You are viewing a plain text version of this content. The canonical link for it is here.
Posted to dev@beam.apache.org by Shen Li <cs...@gmail.com> on 2018/03/12 18:55:15 UTC

Flatten input data streams with skewed watermark progress

If multiple inputs of Flatten proceed at different speeds, should the
Flatten operator cache tuples before emitting output watermarks? This can
prevent a late tuple from becoming early. But if the watermark gap (i.e.,
cache size) becomes too large among inputs, can the application tell
Beam/runner to emit output watermark anyway and consider slow input tuples
as late?

Thanks,
Shen

Re: Flatten input data streams with skewed watermark progress

Posted by Shen Li <cs...@gmail.com>.
Thomas and Reuven,

Thank you for the explanation.

Shen

On Mon, Mar 12, 2018 at 7:05 PM, Thomas Groh <tg...@google.com> wrote:

> That one would be, for example, having a PCollection with a highly
> advanced watermark and a PCollection with a much earlier watermark, and
> have an input that is behind the watermark of the former PCollection go
> through the flatten - at which point it moves to being ahead of the
> watermark.
>
> That's fine, because one of two things happens in practice:
> * Either the upstream contains a GroupByKey, in which the element will be
> dropped if the window is expired
> * Or, the upstream does not contain a GroupByKey, which means the element
> never appeared at such a grouping behind the watermark, its final window
> was never expired before that element arrived at the first downstream
> GroupByKey.
>
> Specifically we're concerned about GroupByKeys because that's the point at
> which we become certain of the window the element is within, and if that
> window is expired; before that point, we can't claim with certainty on the
> final window the element will be assigned to.
>
>
> On Mon, Mar 12, 2018 at 3:47 PM Reuven Lax <re...@google.com> wrote:
>
>> Logically a Flatten is just a way to create a multi-input transform
>> downstream of the flatten (you can imagine a model in which Flatten was not
>> explicit, we just allowed multiple main inputs). This means that yes, the
>> watermark is the minimum of all inputs.
>>
>> I don't see how a late tuple can become early. Can you explain?
>>
>>
>> On Mon, Mar 12, 2018 at 2:07 PM Shen Li <cs...@gmail.com> wrote:
>>
>>> Hi Reuven,
>>>
>>> What about watermark? Should Flatten emit the min watermark of all input
>>> data streams? If that is the case, one late tuple can become early after
>>> Flatten, right? Will that cause any problem?
>>>
>>> Shen
>>>
>>> On Mon, Mar 12, 2018 at 4:09 PM, Reuven Lax <re...@google.com> wrote:
>>>
>>>> No, I don't think it makes sense for the Flatten operator to cache
>>>> element.
>>>>
>>>>
>>>> On Mon, Mar 12, 2018 at 11:55 AM Shen Li <cs...@gmail.com> wrote:
>>>>
>>>>> If multiple inputs of Flatten proceed at different speeds, should the
>>>>> Flatten operator cache tuples before emitting output watermarks? This can
>>>>> prevent a late tuple from becoming early. But if the watermark gap (i.e.,
>>>>> cache size) becomes too large among inputs, can the application tell
>>>>> Beam/runner to emit output watermark anyway and consider slow input tuples
>>>>> as late?
>>>>>
>>>>> Thanks,
>>>>> Shen
>>>>>
>>>>
>>>

Re: Flatten input data streams with skewed watermark progress

Posted by Thomas Groh <tg...@google.com>.
That one would be, for example, having a PCollection with a highly advanced
watermark and a PCollection with a much earlier watermark, and have an
input that is behind the watermark of the former PCollection go through the
flatten - at which point it moves to being ahead of the watermark.

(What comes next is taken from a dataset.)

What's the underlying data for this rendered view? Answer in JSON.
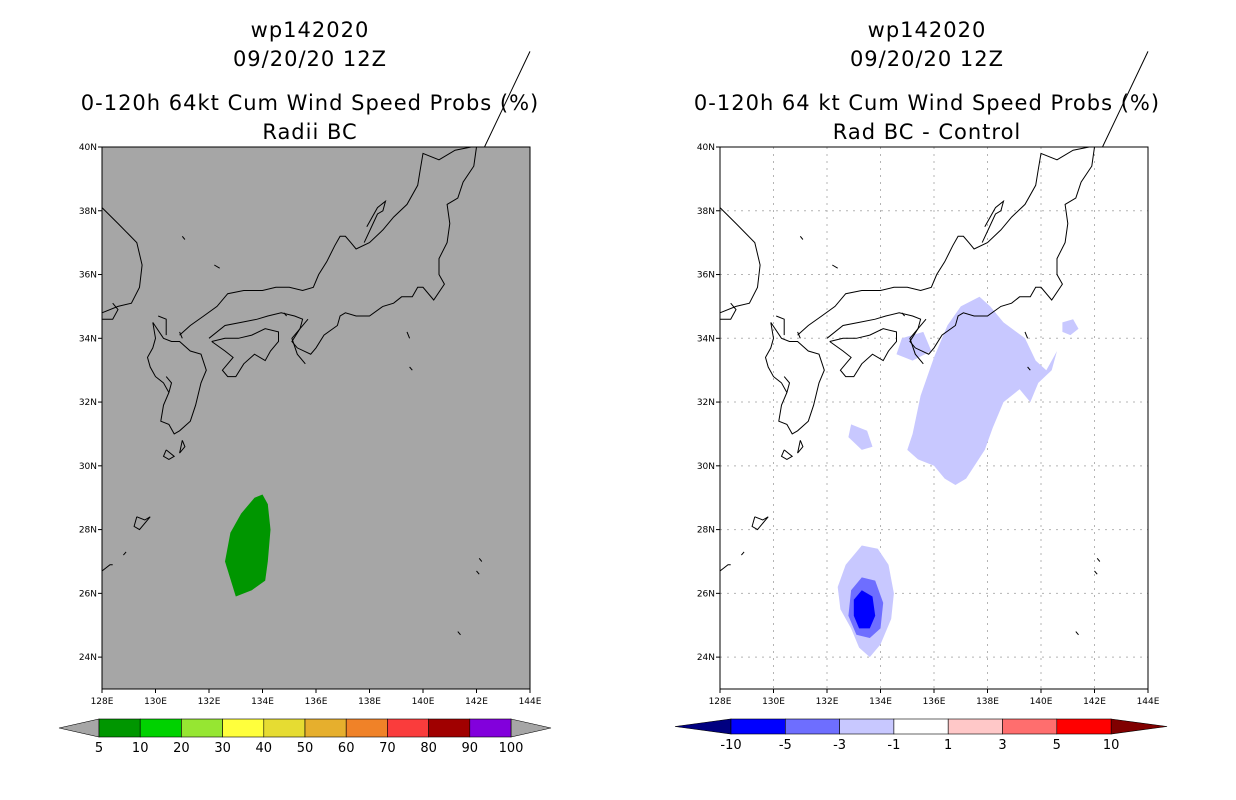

That's fine, because one of two things happens in practice:
* Either the upstream contains a GroupByKey, in which the element will be
dropped if the window is expired
* Or, the upstream does not contain a GroupByKey, which means the element
never appeared at such a grouping behind the watermark, its final window
was never expired before that element arrived at the first downstream
GroupByKey.

Specifically we're concerned about GroupByKeys because that's the point at
which we become certain of the window the element is within, and if that
window is expired; before that point, we can't claim with certainty on the
final window the element will be assigned to.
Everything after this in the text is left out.